Пётр Сергеевич, большое спасибо, что согласились дать интервью. Расскажите, пожалуйста, о себе. Кто были Ваши родители? И что значило в Вашей семье высшее образование?
— Когда в Советском Союзе заполняли анкеты, там была такая графа, «происхождение». Предлагалось три варианта: служащий, рабочий, крестьянин. Оба родителя у меня всегда шли по категории служащих. Отец работал в научно-исследовательском институте, а мать — в разных местах, но так или иначе связанных с умственной деятельностью. В литературной газете работала, в каком-то институте преподавала английский язык. Высшее образование в семье значило авторитет, почёт и важность, поэтому с самого начала я был настроен на то, что я должен получить высшее образование.

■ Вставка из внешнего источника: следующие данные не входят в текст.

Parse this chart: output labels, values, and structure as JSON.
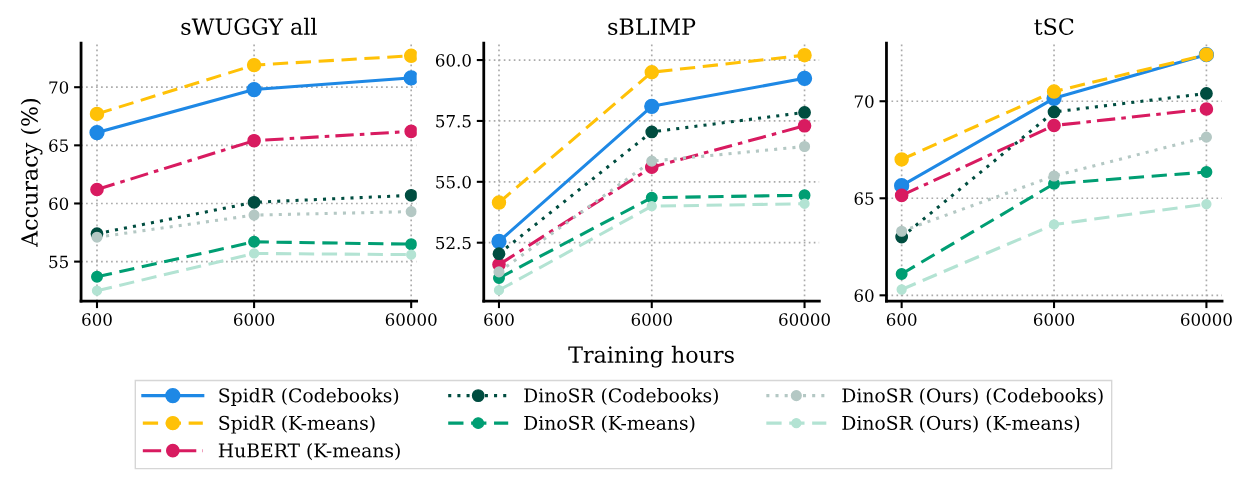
{
  "chart_data": [
    {
      "type": "line",
      "title": "sWUGGY all",
      "ylabel": "Accuracy (%)",
      "log": "x",
      "grid": true,
      "marker": "circle",
      "legend": "bottom",
      "x": [
        600,
        6000,
        60000
      ],
      "xlim": [
        475,
        65000
      ],
      "xticks": [
        600,
        6000,
        60000
      ],
      "ylim": [
        51.6,
        73.8
      ],
      "yticks": [
        55,
        60,
        65,
        70
      ],
      "series": [
        {
          "name": "SpidR (Codebooks)",
          "color": "#1e88e5",
          "line_style": "solid",
          "values": [
            66.1,
            69.8,
            70.8
          ]
        },
        {
          "name": "SpidR (K-means)",
          "color": "#ffc107",
          "line_style": "dashed",
          "values": [
            67.7,
            71.9,
            72.7
          ]
        },
        {
          "name": "HuBERT (K-means)",
          "color": "#d81b60",
          "line_style": "dashdot",
          "values": [
            61.2,
            65.4,
            66.2
          ]
        },
        {
          "name": "DinoSR (Codebooks)",
          "color": "#004d40",
          "line_style": "dotted",
          "values": [
            57.4,
            60.1,
            60.7
          ]
        },
        {
          "name": "DinoSR (K-means)",
          "color": "#009e73",
          "line_style": "dashed",
          "values": [
            53.7,
            56.7,
            56.5
          ]
        },
        {
          "name": "DinoSR (Ours) (Codebooks)",
          "color": "#b4c8c4",
          "line_style": "dotted",
          "values": [
            57.1,
            59.0,
            59.3
          ]
        },
        {
          "name": "DinoSR (Ours) (K-means)",
          "color": "#b3e3d3",
          "line_style": "dashed",
          "values": [
            52.5,
            55.7,
            55.6
          ]
        }
      ]
    },
    {
      "type": "line",
      "title": "sBLIMP",
      "xlabel": "Training hours",
      "log": "x",
      "grid": true,
      "marker": "circle",
      "x": [
        600,
        6000,
        60000
      ],
      "xlim": [
        477,
        75000
      ],
      "xticks": [
        600,
        6000,
        60000
      ],
      "ylim": [
        50.1,
        60.7
      ],
      "yticks": [
        {
          "value": 52.5,
          "label": "52.5"
        },
        {
          "value": 55.0,
          "label": "55.0"
        },
        {
          "value": 57.5,
          "label": "57.5"
        },
        {
          "value": 60.0,
          "label": "60.0"
        }
      ],
      "series": [
        {
          "color": "#1e88e5",
          "line_style": "solid",
          "values": [
            52.55,
            58.1,
            59.25
          ]
        },
        {
          "color": "#ffc107",
          "line_style": "dashed",
          "values": [
            54.15,
            59.5,
            60.2
          ]
        },
        {
          "color": "#d81b60",
          "line_style": "dashdot",
          "values": [
            51.6,
            55.6,
            57.3
          ]
        },
        {
          "color": "#004d40",
          "line_style": "dotted",
          "values": [
            52.05,
            57.05,
            57.85
          ]
        },
        {
          "color": "#009e73",
          "line_style": "dashed",
          "values": [
            51.05,
            54.35,
            54.45
          ]
        },
        {
          "color": "#b4c8c4",
          "line_style": "dotted",
          "values": [
            51.3,
            55.85,
            56.45
          ]
        },
        {
          "color": "#b3e3d3",
          "line_style": "dashed",
          "values": [
            50.55,
            54.0,
            54.1
          ]
        }
      ]
    },
    {
      "type": "line",
      "title": "tSC",
      "log": "x",
      "grid": true,
      "marker": "circle",
      "x": [
        600,
        6000,
        60000
      ],
      "xlim": [
        477,
        76000
      ],
      "xticks": [
        600,
        6000,
        60000
      ],
      "ylim": [
        59.7,
        73.0
      ],
      "yticks": [
        60,
        65,
        70
      ],
      "series": [
        {
          "color": "#1e88e5",
          "line_style": "solid",
          "values": [
            65.65,
            70.15,
            72.4
          ]
        },
        {
          "color": "#ffc107",
          "line_style": "dashed",
          "values": [
            67.0,
            70.5,
            72.4
          ]
        },
        {
          "color": "#d81b60",
          "line_style": "dashdot",
          "values": [
            65.15,
            68.75,
            69.6
          ]
        },
        {
          "color": "#004d40",
          "line_style": "dotted",
          "values": [
            63.0,
            69.45,
            70.4
          ]
        },
        {
          "color": "#009e73",
          "line_style": "dashed",
          "values": [
            61.1,
            65.75,
            66.35
          ]
        },
        {
          "color": "#b4c8c4",
          "line_style": "dotted",
          "values": [
            63.3,
            66.15,
            68.15
          ]
        },
        {
          "color": "#b3e3d3",
          "line_style": "dashed",
          "values": [
            60.3,
            63.65,
            64.7
          ]
        }
      ]
    }
  ]
}
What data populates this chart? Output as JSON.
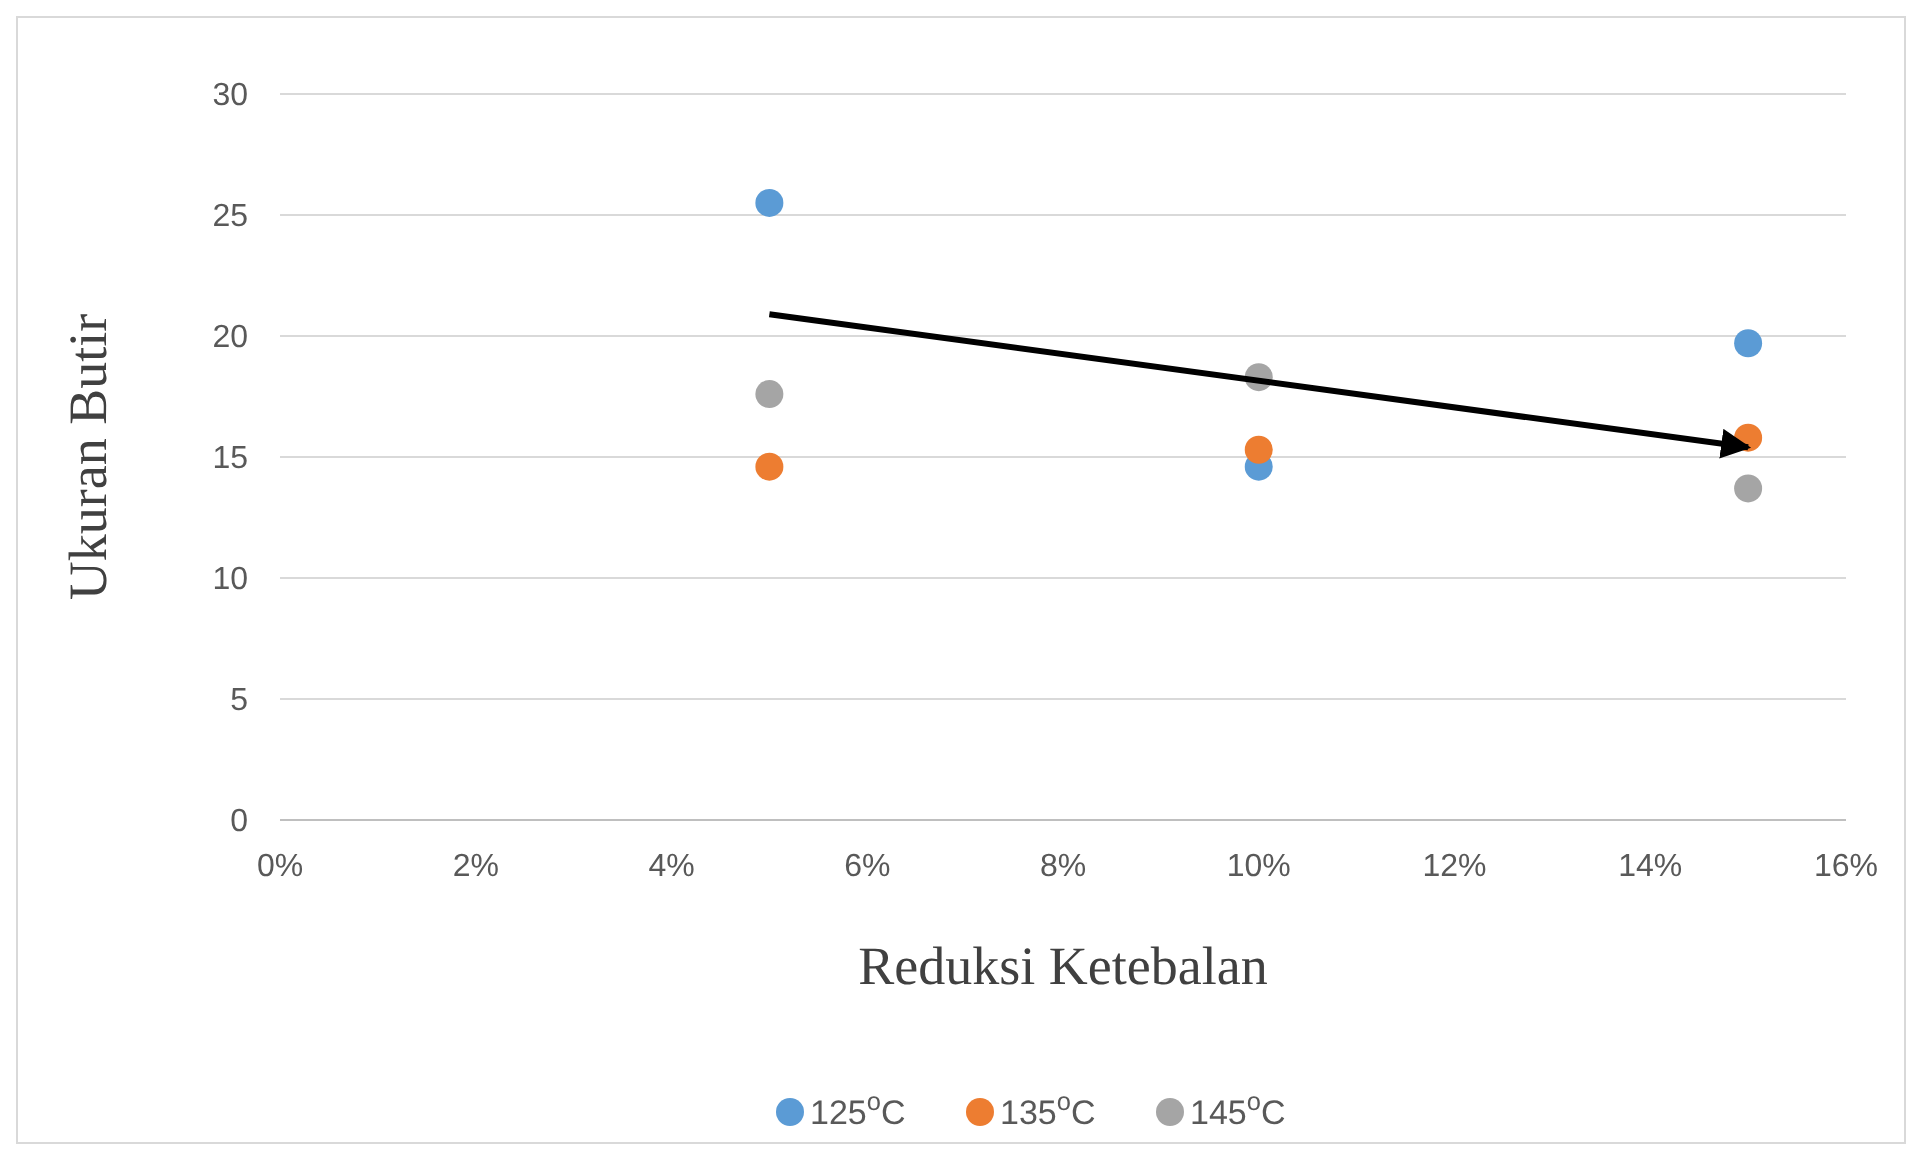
{
  "chart_data": {
    "type": "scatter",
    "xlabel": "Reduksi Ketebalan",
    "ylabel": "Ukuran Butir",
    "xlim": [
      0,
      16
    ],
    "xticks": [
      {
        "value": 0,
        "label": "0%"
      },
      {
        "value": 2,
        "label": "2%"
      },
      {
        "value": 4,
        "label": "4%"
      },
      {
        "value": 6,
        "label": "6%"
      },
      {
        "value": 8,
        "label": "8%"
      },
      {
        "value": 10,
        "label": "10%"
      },
      {
        "value": 12,
        "label": "12%"
      },
      {
        "value": 14,
        "label": "14%"
      },
      {
        "value": 16,
        "label": "16%"
      }
    ],
    "ylim": [
      0,
      30
    ],
    "yticks": [
      0,
      5,
      10,
      15,
      20,
      25,
      30
    ],
    "grid": "y",
    "legend": "bottom",
    "marker": "circle",
    "series": [
      {
        "name": "125$^{o}$C",
        "color": "#5b9bd5",
        "x": [
          5,
          10,
          15
        ],
        "values": [
          25.5,
          14.6,
          19.7
        ]
      },
      {
        "name": "135$^{o}$C",
        "color": "#ed7d31",
        "x": [
          5,
          10,
          15
        ],
        "values": [
          14.6,
          15.3,
          15.8
        ]
      },
      {
        "name": "145$^{o}$C",
        "color": "#a5a5a5",
        "x": [
          5,
          10,
          15
        ],
        "values": [
          17.6,
          18.3,
          13.7
        ]
      },
      {
        "type": "line",
        "color": "#000000",
        "x": [
          5,
          15
        ],
        "values": [
          20.9,
          15.4
        ],
        "marker": "none"
      }
    ]
  }
}
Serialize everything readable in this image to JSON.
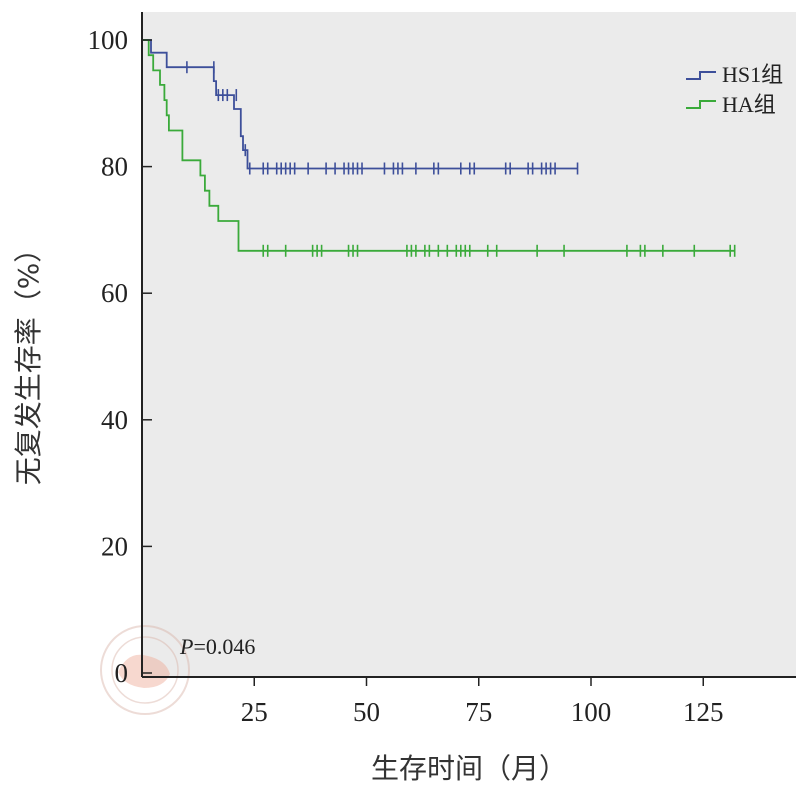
{
  "chart_data": {
    "type": "line",
    "subtype": "kaplan-meier",
    "title": "",
    "xlabel": "生存时间（月）",
    "ylabel": "无复发生存率（%）",
    "xlim": [
      0,
      145
    ],
    "ylim": [
      0,
      100
    ],
    "x_ticks": [
      25,
      50,
      75,
      100,
      125
    ],
    "x_tick_labels": [
      "25",
      "50",
      "75",
      "100",
      "125"
    ],
    "y_ticks": [
      0,
      20,
      40,
      60,
      80,
      100
    ],
    "y_tick_labels": [
      "0",
      "20",
      "40",
      "60",
      "80",
      "100"
    ],
    "grid": false,
    "legend_position": "top-right",
    "annotation": {
      "italic": "P",
      "rest": "=0.046"
    },
    "series": [
      {
        "name": "HS1组",
        "color": "#3d4f9a",
        "steps": [
          [
            0,
            100
          ],
          [
            2,
            100
          ],
          [
            2,
            98
          ],
          [
            5.5,
            98
          ],
          [
            5.5,
            95.7
          ],
          [
            16,
            95.7
          ],
          [
            16,
            93.5
          ],
          [
            16.5,
            93.5
          ],
          [
            16.5,
            91.3
          ],
          [
            20.5,
            91.3
          ],
          [
            20.5,
            89.1
          ],
          [
            22,
            89.1
          ],
          [
            22,
            84.8
          ],
          [
            22.5,
            84.8
          ],
          [
            22.5,
            82.6
          ],
          [
            23.5,
            82.6
          ],
          [
            23.5,
            79.7
          ],
          [
            97,
            79.7
          ]
        ],
        "censor_x": [
          10,
          16,
          17,
          18,
          19,
          21,
          23,
          24,
          27,
          28,
          30,
          31,
          32,
          33,
          34,
          37,
          41,
          43,
          45,
          46,
          47,
          48,
          49,
          54,
          56,
          57,
          58,
          61,
          65,
          66,
          71,
          73,
          74,
          81,
          82,
          86,
          87,
          89,
          90,
          91,
          92,
          97
        ],
        "censor_y": [
          95.7,
          95.7,
          91.3,
          91.3,
          91.3,
          91.3,
          82.6,
          79.7,
          79.7,
          79.7,
          79.7,
          79.7,
          79.7,
          79.7,
          79.7,
          79.7,
          79.7,
          79.7,
          79.7,
          79.7,
          79.7,
          79.7,
          79.7,
          79.7,
          79.7,
          79.7,
          79.7,
          79.7,
          79.7,
          79.7,
          79.7,
          79.7,
          79.7,
          79.7,
          79.7,
          79.7,
          79.7,
          79.7,
          79.7,
          79.7,
          79.7,
          79.7
        ]
      },
      {
        "name": "HA组",
        "color": "#3aaa3a",
        "steps": [
          [
            0,
            100
          ],
          [
            1.5,
            100
          ],
          [
            1.5,
            97.6
          ],
          [
            2.5,
            97.6
          ],
          [
            2.5,
            95.2
          ],
          [
            4,
            95.2
          ],
          [
            4,
            92.9
          ],
          [
            5,
            92.9
          ],
          [
            5,
            90.5
          ],
          [
            5.5,
            90.5
          ],
          [
            5.5,
            88.1
          ],
          [
            6,
            88.1
          ],
          [
            6,
            85.7
          ],
          [
            9,
            85.7
          ],
          [
            9,
            81
          ],
          [
            13,
            81
          ],
          [
            13,
            78.6
          ],
          [
            14,
            78.6
          ],
          [
            14,
            76.2
          ],
          [
            15,
            76.2
          ],
          [
            15,
            73.8
          ],
          [
            17,
            73.8
          ],
          [
            17,
            71.4
          ],
          [
            21.5,
            71.4
          ],
          [
            21.5,
            66.7
          ],
          [
            132,
            66.7
          ]
        ],
        "censor_x": [
          27,
          28,
          32,
          38,
          39,
          40,
          46,
          47,
          48,
          59,
          60,
          61,
          63,
          64,
          66,
          68,
          70,
          71,
          72,
          73,
          77,
          79,
          88,
          94,
          108,
          111,
          112,
          116,
          123,
          131,
          132
        ],
        "censor_y": [
          66.7,
          66.7,
          66.7,
          66.7,
          66.7,
          66.7,
          66.7,
          66.7,
          66.7,
          66.7,
          66.7,
          66.7,
          66.7,
          66.7,
          66.7,
          66.7,
          66.7,
          66.7,
          66.7,
          66.7,
          66.7,
          66.7,
          66.7,
          66.7,
          66.7,
          66.7,
          66.7,
          66.7,
          66.7,
          66.7,
          66.7
        ]
      }
    ]
  },
  "colors": {
    "plot_background": "#ebebeb",
    "axis": "#222222"
  }
}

Существовала ли какая-то мода в выборе специальности, когда Вы сами поступали в университет?
— Я поступал в 1990 году, как раз на переломе, когда Советский Союз рушился. Моды тогда я особенно не помню, но гуманитарные специальности как раз тогда, в 1980 — начале 1990-х, пользовались большой популярностью и большим интересом, потому что они освободились от идеологического пресса, давления, которое присутствовало. Масса новой непонятной, спорной, будоражащей информации, касающейся истории, литературы, философии, западной философии, тогда обрушилась лавиной на людей. И это создало, конечно, определенную атмосферу. 


А как определился Ваш выбор?
— Я учился последние два года в школе в гуманитарном классе. Почему я попал в гуманитарный класс, а ни в какой другой? Ну, наверное, интерес, какие-то склонности родителей, семьи, потому что семья большая — там и бабушки, и дедушки, которые оказывали определённое влияние. Выбрав гуманитарный класс и учась в нем, я как-то дальше решил, что история — это интересно. 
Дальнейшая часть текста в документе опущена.